Purchases of existing houses, which are tabulated when a contract closes, increased 12% from November to a 5.28 million annual rate, figures from the National Association of Realtors showed Thursday. That's the most since May and exceeds the highest estimate of economists surveyed by Bloomberg News. The median price fell 1% from a year earlier, and the share of sales represented by foreclosures climbed.
Buyers are returning to the housing market after a government tax credit expired in the middle of 2010, indicating the drop in prices and cheap lending rates are making homes more affordable. At the same time, unemployment in excess of 9% and record foreclosures are among concerns that have prompted Federal Reserve policymakers to follow through with a second round of quantitative easing, which pushes down interest rates.
"Home sales are improving slowly but surely," says Aaron Smith, a senior economist at Moody's Analytics. "We really need to see job creation pick up to ensure housing continues to recover. Housing clearly is still a weak spot in the economy."
For all of last year, purchases decreased to 4.91 million, the fewest since 1997.
Existing home sales were forecast to rise to a 4.87 million rate in December, according to the median of 73 forecasts in a Bloomberg News survey. Estimates ranged from 4.5 million to 5.07 million after November's 4.68 million pace. The median price fell to $168,800 from $170,500 in December 2009.
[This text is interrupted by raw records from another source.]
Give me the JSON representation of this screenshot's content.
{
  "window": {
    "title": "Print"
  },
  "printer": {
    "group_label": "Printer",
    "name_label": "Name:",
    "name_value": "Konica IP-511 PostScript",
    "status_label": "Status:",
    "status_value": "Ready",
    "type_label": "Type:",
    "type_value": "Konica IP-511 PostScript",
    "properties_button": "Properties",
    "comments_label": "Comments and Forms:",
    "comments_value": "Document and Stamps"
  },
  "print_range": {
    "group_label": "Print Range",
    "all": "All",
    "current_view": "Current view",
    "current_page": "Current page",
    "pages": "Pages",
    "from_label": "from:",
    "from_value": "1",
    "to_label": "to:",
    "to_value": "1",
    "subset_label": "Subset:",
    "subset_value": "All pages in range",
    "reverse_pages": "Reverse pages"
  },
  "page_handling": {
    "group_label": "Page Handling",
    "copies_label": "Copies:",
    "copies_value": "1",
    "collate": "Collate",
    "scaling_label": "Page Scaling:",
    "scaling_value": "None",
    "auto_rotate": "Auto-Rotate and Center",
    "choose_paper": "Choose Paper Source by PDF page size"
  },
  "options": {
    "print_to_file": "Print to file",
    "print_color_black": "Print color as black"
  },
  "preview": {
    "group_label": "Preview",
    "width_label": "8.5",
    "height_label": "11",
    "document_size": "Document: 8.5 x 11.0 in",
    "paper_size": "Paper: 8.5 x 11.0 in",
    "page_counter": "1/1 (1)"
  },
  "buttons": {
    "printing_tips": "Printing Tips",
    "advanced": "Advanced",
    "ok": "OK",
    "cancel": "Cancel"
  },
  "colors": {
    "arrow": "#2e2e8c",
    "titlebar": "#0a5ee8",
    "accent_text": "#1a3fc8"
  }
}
The number of previously owned homes on the market dropped 4.2% to 3.56 million. At the current sales pace, it would take 8.1 months to sell those houses vs. 9.5 months at the end of November. Supply in the eight months to nine months range is consistent with stable home prices.
The average rate on a 30-year fixed mortgage was 4.74% this week, according to Freddie Mac. The rate reached 4.17% in early November, the lowest since records began in 1972.
The increase in rates "provided some urgency" to buyers, said Lawrence Yun, NAR's chief economist. But, he said, a sustained increase could hurt demand.